De l’Élysée à l’IMA : Anne-Claire Legendre nommée pour piloter le dialogue euro-arabe
Anne-Claire Legendre nommée à la présidence de l’IMA, une première féminine historique pour l’institution. La diplomate de 46 ans prend les commandes pour transformer la gouvernance et rétablir l'équilibre financier de l'institut. L'IMA réaffirme son rôle stratégique au service du dialogue entre la France, l'Europe et les sociétés arabes contemporaines.
LA VÉRITÉ
L’Institut du Monde Arabe (IMA) ouvre un chapitre historique avec la nomination d’Anne-Claire Legendre à sa tête.
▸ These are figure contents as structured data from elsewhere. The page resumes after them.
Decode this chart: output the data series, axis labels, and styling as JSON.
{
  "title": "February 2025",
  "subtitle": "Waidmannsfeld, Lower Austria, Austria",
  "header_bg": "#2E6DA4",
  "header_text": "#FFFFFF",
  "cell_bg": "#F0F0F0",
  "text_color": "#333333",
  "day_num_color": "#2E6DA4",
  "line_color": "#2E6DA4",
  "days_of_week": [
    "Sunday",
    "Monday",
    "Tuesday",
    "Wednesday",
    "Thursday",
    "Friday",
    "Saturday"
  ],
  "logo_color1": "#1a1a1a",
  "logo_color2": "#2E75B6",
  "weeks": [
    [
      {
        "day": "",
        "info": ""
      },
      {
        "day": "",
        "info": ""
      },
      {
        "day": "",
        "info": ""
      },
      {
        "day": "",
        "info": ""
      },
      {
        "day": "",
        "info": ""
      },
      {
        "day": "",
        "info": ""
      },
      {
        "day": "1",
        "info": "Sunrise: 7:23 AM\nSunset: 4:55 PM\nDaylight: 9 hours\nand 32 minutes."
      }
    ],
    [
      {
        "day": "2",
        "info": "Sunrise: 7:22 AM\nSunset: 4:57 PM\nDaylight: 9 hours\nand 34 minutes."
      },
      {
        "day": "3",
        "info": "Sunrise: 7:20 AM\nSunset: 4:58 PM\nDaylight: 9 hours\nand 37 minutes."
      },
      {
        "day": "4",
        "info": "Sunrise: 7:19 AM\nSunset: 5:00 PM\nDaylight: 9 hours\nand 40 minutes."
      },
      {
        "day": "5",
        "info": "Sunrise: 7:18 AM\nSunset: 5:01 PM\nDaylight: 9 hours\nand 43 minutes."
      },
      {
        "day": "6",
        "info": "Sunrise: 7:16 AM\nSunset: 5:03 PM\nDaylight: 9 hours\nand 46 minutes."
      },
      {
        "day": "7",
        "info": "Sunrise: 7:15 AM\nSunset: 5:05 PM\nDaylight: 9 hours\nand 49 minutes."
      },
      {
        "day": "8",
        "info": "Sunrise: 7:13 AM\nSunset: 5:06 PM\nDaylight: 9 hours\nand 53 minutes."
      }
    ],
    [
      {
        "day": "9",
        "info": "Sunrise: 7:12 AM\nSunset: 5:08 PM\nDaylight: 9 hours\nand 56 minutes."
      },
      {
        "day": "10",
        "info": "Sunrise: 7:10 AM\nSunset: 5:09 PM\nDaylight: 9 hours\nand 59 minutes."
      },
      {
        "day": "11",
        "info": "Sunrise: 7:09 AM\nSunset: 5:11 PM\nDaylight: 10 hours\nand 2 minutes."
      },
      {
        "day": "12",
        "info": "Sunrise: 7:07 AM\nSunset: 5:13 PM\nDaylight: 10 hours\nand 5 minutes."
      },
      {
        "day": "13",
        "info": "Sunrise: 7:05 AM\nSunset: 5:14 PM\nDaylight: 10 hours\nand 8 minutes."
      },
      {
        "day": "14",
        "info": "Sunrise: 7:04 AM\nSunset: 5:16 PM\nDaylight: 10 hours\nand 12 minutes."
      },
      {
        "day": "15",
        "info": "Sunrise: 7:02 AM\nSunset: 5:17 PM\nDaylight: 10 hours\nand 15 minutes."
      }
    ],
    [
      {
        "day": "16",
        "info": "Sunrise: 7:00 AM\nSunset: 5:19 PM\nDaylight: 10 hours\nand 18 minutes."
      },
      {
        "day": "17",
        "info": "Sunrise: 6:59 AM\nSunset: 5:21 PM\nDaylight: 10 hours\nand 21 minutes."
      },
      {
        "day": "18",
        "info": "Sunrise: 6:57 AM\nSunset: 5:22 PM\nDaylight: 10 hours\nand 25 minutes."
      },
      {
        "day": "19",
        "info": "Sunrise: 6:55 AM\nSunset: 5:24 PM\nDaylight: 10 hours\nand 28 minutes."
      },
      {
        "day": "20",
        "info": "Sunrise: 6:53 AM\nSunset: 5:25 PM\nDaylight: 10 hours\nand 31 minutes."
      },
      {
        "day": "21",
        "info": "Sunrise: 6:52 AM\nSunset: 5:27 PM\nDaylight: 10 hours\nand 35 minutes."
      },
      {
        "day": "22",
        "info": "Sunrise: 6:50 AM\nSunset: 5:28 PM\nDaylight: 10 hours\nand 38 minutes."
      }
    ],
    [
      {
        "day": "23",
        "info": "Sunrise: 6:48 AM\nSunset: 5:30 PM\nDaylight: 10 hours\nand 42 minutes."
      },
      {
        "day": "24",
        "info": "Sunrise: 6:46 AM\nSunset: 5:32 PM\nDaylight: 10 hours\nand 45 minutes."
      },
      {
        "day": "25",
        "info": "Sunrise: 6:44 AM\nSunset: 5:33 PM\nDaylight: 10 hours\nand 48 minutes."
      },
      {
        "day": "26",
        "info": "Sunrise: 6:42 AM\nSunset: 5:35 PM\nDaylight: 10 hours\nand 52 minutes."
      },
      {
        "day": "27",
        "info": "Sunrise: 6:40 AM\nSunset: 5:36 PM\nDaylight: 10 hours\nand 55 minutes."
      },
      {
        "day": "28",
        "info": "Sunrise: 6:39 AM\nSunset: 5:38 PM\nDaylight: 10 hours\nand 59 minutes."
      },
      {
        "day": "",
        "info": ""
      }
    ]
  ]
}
Ce mardi 17 février 2026, le Conseil d’administration a officialisé l’arrivée de la diplomate française, qui devient la première présidente de l’institution depuis sa création.
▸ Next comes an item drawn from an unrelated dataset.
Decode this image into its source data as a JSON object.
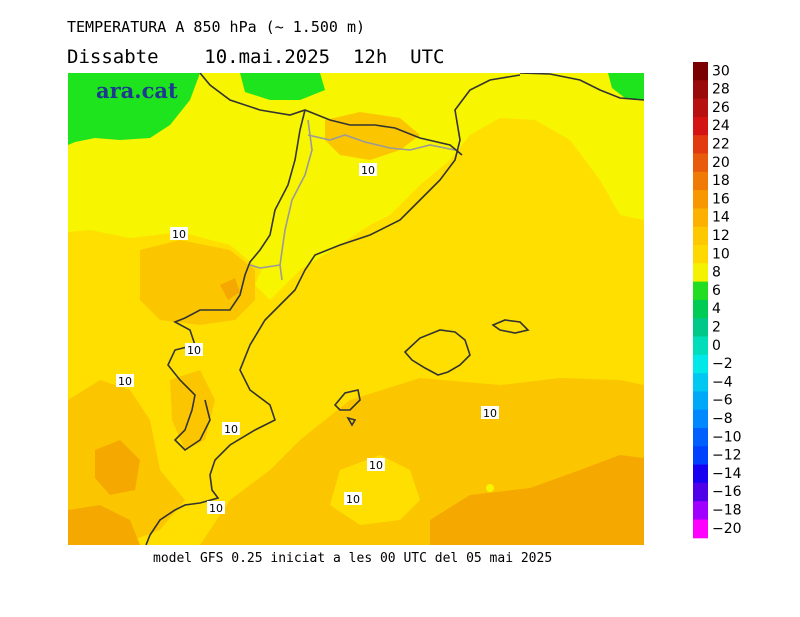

Ce mardi à Paris, le Conseil d’administration de l’IMA a élu Anne-Claire Legendre à la présidence de l’institut. L’État français a proposé cette diplomate chevronnée de 46 ans pour succéder aux précédentes directions masculines. Cette élection marque un tournant majeur pour cet établissement culturel situé au cœur de la capitale française. Actuellement conseillère à l’Élysée pour l’Afrique du Nord et le Moyen-Orient, Madame Legendre prend désormais les rênes d’une institution clé pour le dialogue euro-arabe.
Une diplomate d’expérience
Le ministre de l’Europe et des Affaires étrangères, Jean-Noël Barrot, soutient fermement ce choix. Il affirme que Madame Legendre possède l’expérience et la vision stratégique indispensables pour ces responsabilités éminentes. Son parcours ressemble à une boussole orientée vers les enjeux internationaux les plus complexes. Avant ses fonctions à la présidence de la République, elle a exercé le rôle de porte-parole du Quai d’Orsay. Cette diplomate de carrière connaît parfaitement les rouages de l’administration et les subtilités du monde arabe.
Un chantier de modernisation
L’arrivée de la nouvelle présidente coïncide avec le quarantième anniversaire de l’institut. Elle doit mener une réforme ambitieuse pour transformer l’IMA en un navire plus agile et moderne. Le communiqué de l’institution précise que la priorité réside dans la modernisation de la gouvernance et une organisation plus efficace. Par ailleurs, Madame Legendre devra rétablir une trajectoire financière soutenable pour assurer la pérennité du projet. Enfin, le renforcement des règles de déontologie garantira une transparence exemplaire au sein de l’établissement.
Une gouvernance paritaire stricte
Le Conseil d’administration de l’IMA repose sur un équilibre millimétré entre deux mondes. 14 membres y siègent pour un mandat de 3 ans, répartis à parité parfaite entre la France et les pays arabes. Côté français, le ministère des Affaires étrangères désigne des représentants et des personnalités qualifiées. Côté arabe, des ambassadeurs accrédités à Paris, dont celui du Royaume du Maroc, représentent les intérêts de leurs nations respectives. Cette structure unique fait de l’IMA un forum de discussion permanent où chaque voix compte autant que l’autre.
Un dialogue vers l’avenir
L’Institut du monde arabe ne souhaite pas simplement gérer le passé, mais veut devenir un véritable trait d’union avec les sociétés contemporaines. Madame Legendre entend affirmer le rôle singulier de l’institut au service de l’échange entre la France, l’Europe et le monde arabe. Cette nomination n’est pas seulement un changement de visage, c’est une révolution de velours qui brise un plafond de verre historique. L’institution poursuit ainsi son développement stratégique global.